D’altronde, lo stesso autore citando Fromm rammenta che l’uomo quale animale culturale non è solo prodotto della storia ma è anche colui che la fa, ne è attore. Ecco perché il razzismo può e deve essere combattuto, prima di tutto come
paradigma (verrebbe voglia di citare la negritudine di cui parlava Patti Smith nella sua “Rock’n’Roll Nigger” dove chiama negro Gesù Cristo e Jackson Pollock o “L’orfeo nero” di Jean-Paul Sartre, pure riportato da Ciracì) nelle forme dell’essenzialismo, della supremazia razziale (attesa l’antiscientificità della parola “razza”) e dell’oppressione sic et simpliciter dell’homo homini lupus e conseguente deumanizzazione del prossimo.

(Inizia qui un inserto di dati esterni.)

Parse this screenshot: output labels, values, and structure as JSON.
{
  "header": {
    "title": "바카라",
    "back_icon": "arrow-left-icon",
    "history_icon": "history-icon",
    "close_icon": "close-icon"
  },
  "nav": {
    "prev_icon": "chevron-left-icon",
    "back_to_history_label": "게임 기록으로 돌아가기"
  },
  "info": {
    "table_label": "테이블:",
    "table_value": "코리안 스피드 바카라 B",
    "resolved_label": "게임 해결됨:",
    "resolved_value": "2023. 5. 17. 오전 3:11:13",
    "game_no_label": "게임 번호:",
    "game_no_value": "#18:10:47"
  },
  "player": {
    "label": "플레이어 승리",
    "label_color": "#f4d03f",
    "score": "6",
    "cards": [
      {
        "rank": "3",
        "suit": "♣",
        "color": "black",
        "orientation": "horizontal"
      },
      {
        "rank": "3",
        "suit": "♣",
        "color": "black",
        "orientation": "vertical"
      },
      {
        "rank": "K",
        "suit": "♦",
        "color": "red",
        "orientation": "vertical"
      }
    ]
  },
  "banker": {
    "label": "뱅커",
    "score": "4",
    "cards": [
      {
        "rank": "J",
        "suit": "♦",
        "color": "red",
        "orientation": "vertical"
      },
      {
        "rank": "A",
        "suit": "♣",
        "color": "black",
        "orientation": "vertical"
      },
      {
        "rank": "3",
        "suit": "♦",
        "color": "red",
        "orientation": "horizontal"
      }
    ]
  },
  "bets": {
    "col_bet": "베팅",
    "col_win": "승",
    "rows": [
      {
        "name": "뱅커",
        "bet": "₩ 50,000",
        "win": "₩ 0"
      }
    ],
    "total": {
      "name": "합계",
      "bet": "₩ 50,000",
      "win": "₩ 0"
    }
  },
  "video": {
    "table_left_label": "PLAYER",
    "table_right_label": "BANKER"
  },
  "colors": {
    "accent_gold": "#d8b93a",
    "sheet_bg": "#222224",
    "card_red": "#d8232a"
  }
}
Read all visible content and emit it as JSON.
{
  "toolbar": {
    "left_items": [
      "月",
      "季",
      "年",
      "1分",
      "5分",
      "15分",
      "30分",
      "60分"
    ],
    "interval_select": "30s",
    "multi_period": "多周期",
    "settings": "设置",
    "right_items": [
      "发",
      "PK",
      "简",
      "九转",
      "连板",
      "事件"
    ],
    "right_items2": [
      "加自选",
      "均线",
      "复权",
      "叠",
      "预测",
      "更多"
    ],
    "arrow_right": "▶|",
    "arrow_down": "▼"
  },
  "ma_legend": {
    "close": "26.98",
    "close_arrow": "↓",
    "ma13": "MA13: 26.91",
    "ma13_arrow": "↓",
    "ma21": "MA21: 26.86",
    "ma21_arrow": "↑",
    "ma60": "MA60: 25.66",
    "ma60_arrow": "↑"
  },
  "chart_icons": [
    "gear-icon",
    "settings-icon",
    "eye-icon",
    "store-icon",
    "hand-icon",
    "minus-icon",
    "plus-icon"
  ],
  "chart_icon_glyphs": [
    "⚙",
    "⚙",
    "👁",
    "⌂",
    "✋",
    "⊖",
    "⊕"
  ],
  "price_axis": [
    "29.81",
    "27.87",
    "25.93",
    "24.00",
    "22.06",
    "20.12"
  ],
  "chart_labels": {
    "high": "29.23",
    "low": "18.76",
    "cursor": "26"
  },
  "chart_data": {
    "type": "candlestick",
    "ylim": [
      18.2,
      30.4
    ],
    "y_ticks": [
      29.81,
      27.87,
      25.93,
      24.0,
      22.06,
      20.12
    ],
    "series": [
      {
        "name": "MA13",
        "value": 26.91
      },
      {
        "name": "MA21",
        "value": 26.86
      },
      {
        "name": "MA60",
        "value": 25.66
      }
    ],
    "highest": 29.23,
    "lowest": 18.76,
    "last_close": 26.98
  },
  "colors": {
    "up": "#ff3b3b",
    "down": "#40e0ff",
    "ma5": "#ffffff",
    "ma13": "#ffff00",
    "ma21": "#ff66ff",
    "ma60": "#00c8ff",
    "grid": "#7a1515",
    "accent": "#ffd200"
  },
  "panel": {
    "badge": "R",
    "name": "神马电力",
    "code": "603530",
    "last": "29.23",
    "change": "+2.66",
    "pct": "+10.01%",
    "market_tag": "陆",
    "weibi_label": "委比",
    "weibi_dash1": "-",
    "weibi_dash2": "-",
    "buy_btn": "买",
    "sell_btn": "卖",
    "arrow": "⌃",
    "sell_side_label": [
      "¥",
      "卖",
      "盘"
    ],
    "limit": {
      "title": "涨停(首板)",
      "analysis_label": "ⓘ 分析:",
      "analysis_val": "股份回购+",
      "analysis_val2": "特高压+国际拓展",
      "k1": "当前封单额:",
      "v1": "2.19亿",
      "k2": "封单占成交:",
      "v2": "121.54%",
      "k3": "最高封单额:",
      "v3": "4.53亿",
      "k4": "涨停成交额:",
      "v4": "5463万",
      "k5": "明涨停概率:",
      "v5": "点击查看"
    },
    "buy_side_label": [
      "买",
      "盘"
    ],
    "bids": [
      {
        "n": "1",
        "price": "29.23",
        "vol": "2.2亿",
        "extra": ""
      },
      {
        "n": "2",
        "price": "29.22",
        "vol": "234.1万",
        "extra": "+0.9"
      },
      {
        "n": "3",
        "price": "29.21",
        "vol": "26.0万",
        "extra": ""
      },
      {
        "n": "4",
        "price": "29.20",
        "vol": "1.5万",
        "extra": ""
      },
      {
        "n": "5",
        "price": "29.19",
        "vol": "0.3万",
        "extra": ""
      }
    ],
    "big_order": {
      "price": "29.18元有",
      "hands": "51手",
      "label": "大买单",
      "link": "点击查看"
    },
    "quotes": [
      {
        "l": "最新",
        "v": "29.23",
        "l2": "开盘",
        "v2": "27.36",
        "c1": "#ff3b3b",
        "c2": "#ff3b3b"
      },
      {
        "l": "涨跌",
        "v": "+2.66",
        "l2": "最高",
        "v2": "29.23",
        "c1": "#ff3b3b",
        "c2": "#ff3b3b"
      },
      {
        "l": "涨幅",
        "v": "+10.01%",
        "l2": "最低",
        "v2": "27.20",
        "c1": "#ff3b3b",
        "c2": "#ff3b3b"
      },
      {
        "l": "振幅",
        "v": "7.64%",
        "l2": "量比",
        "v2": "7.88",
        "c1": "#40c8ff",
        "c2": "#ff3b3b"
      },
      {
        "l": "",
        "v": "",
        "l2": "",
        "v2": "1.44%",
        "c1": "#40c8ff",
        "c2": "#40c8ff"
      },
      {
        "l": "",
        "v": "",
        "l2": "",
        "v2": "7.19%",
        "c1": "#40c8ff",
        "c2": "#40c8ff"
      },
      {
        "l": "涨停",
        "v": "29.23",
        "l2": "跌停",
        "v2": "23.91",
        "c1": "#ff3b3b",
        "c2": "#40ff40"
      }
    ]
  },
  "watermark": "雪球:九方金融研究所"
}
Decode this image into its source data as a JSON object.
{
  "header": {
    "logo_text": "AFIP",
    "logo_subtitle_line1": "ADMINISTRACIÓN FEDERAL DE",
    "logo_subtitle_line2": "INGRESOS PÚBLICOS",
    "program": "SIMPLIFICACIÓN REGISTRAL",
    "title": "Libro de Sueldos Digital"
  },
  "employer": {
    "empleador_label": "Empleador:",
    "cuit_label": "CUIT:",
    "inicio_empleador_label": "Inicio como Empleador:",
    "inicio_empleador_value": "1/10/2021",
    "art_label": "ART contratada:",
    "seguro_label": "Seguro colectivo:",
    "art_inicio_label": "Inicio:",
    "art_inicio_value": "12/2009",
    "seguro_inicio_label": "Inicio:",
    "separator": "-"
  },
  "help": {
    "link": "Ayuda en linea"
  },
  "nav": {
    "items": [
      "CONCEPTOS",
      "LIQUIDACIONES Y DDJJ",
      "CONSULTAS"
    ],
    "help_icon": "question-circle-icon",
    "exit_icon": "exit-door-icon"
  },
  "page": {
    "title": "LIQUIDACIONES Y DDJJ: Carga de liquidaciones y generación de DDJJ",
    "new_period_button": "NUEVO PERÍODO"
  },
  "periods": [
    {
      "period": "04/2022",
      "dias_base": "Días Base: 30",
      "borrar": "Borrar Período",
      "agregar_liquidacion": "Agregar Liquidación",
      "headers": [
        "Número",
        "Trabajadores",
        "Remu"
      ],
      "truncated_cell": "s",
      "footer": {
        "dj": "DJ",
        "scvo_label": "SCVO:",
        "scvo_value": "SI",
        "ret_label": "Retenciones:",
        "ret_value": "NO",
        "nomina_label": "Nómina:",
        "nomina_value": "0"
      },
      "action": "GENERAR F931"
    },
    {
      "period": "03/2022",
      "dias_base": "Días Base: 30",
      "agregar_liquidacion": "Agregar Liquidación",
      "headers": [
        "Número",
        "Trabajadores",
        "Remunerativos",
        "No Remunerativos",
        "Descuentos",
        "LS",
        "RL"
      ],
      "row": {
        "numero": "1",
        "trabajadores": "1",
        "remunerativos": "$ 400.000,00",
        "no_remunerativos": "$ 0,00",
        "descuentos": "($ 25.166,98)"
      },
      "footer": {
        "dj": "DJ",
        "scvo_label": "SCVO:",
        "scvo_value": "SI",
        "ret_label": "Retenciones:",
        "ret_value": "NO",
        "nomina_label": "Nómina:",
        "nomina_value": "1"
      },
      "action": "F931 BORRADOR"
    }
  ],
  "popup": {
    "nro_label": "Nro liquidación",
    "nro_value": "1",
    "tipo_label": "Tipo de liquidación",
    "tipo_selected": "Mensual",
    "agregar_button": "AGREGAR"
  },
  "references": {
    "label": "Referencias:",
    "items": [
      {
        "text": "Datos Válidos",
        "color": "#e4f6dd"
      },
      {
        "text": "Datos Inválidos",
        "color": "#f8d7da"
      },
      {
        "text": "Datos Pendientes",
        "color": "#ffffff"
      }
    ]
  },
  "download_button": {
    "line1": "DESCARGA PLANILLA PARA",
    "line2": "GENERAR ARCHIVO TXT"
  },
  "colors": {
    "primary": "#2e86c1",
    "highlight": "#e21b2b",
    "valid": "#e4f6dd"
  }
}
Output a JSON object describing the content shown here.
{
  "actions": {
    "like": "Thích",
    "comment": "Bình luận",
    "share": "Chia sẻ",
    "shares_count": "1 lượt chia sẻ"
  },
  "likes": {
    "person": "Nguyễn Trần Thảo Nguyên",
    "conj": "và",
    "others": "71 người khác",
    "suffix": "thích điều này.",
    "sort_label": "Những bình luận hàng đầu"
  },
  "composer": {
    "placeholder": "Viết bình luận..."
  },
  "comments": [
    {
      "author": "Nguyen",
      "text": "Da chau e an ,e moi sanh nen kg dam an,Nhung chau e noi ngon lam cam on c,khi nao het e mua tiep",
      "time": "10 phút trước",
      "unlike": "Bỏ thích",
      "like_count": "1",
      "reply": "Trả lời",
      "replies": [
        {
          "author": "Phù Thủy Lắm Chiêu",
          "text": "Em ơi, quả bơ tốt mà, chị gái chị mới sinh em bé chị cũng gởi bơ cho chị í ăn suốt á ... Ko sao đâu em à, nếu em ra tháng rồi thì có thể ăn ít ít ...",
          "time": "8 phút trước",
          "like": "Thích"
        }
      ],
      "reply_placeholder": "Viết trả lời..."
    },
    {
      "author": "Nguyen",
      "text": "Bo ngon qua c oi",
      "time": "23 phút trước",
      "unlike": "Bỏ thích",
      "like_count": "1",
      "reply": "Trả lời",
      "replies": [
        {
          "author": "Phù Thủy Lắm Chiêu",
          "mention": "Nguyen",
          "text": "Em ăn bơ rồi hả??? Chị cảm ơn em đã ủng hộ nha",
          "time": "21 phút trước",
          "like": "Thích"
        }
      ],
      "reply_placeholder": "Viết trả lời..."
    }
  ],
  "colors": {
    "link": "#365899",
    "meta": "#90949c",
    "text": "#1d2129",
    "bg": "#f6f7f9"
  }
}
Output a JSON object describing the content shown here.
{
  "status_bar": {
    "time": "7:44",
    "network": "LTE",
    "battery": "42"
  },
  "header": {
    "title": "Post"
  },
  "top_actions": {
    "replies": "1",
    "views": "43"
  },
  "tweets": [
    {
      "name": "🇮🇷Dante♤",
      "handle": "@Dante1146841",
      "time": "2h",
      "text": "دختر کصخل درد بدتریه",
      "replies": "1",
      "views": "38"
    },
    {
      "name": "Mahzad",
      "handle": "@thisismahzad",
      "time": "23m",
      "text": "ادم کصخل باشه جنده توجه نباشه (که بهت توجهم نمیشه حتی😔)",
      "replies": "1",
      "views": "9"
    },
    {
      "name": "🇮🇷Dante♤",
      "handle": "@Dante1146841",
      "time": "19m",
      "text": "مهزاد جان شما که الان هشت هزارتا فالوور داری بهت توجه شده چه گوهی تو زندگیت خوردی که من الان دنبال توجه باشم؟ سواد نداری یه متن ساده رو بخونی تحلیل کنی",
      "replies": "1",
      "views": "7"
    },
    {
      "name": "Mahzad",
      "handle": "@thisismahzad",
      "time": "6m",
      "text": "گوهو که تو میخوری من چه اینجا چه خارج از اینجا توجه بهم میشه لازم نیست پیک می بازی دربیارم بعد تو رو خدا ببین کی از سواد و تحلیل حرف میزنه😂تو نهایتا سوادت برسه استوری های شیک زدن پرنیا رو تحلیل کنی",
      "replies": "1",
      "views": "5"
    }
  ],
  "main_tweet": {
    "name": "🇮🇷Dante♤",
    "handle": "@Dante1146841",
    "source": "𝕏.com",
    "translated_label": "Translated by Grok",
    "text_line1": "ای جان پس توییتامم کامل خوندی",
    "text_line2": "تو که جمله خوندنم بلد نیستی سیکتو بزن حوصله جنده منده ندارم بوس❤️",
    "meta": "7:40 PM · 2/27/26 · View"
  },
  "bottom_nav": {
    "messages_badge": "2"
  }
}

La seconda parte del manuale si sofferma sulla concettualizzazione storico-filosofica del razzismo partendo dai predetti paradigmi, muovendo dalla maledizione biblica di Cam (citata nel libro della Genesi) e in altri libri “sacri” per arrivare allo “straniero” nella concezione greca e in particolare in Platone e poi in quella romana, fino al primo atto, riconosciuto per legge, del razzismo “di sangue” sancito con il decreto del 31 marzo 1492 da parte di Ferdinando II d’Aragona e Isabella di Castiglia che stabiliva l’espulsione degli ebrei dalla Spagna e stabiliva la “purezza” di sangue (limpieza de sangre, in spagnolo, neteja de sang, in catalano. Una strada senza ritorno che condizionerà molti eventi successivi, dalla scoperta e conquista del Nuovo Mondo (i “selvaggi” indios che non hanno manco “l’anima”) alla deportazione dei neri africani passando anche per celebri opere letterarie ricordate da Ciracì, da Robison Crusoe di Daniel Defoe ai Viaggi di Gulliver di Jonathan Swift, solo per fare qualche titolo, che riportano stereotipi dell’uomo bianco, occidentale e opulento.
Neanche l’epoca dei Lumi settecentesca è esente da ombre razzistiche anche tra i suoi maggiori esponenti mentre a partire dall’Ottocento fioccano opere pseudoscienfiche di eugenetica, che in Joseph Arthur de Gobieneau trovano il loro combo nel suo Saggio sulla disuguaglianza delle razze umane (1853-1855) e che faranno da substrato ideologico al razzismo ariano di hitleriana memoria.
Sorprendente in questo libro è la quantità di testi e autori/autrici citati/e, di quelli che, personalmente apprezzo molto e di cui non si sente sovente parlare, da Philipp Mainläender (sul quale Fabio Ciracì ha scritto un bellissimo saggio Verso l’assoluto nulla, Pensa Multimedia, 2006) a Emil Cioran, da Frantz Fanon a Domenico Lo Surdo e l’aver messo a fuoco la questione del razzismo passata al setaccio a tutte le latitudini (femminismo, teologia, musica nera, iperazzismo, multiculturalismo) facendo scoccare quello che fanno solo i grandi libri: la voglia di approfondire (con altri libri).
Non manca un accenno alla nostra, bellissima, Costituzione che all’articolo 3 riporta ancora la parola “razza”, né agli estremismi della cancel culture. Quanto a Trump, di cui si parlava all’inizio, temo che il professor Ciracì dovrà scrivere una seconda edizione con le scorrerie del personaggio; peccato che a differenza dei nazisti dell’Illinois lui non faccia ridere.

Fabio Ciracì, Sul razzismo. Strutture logiche e paradigmi storico-filosofici, Mimesis 2024.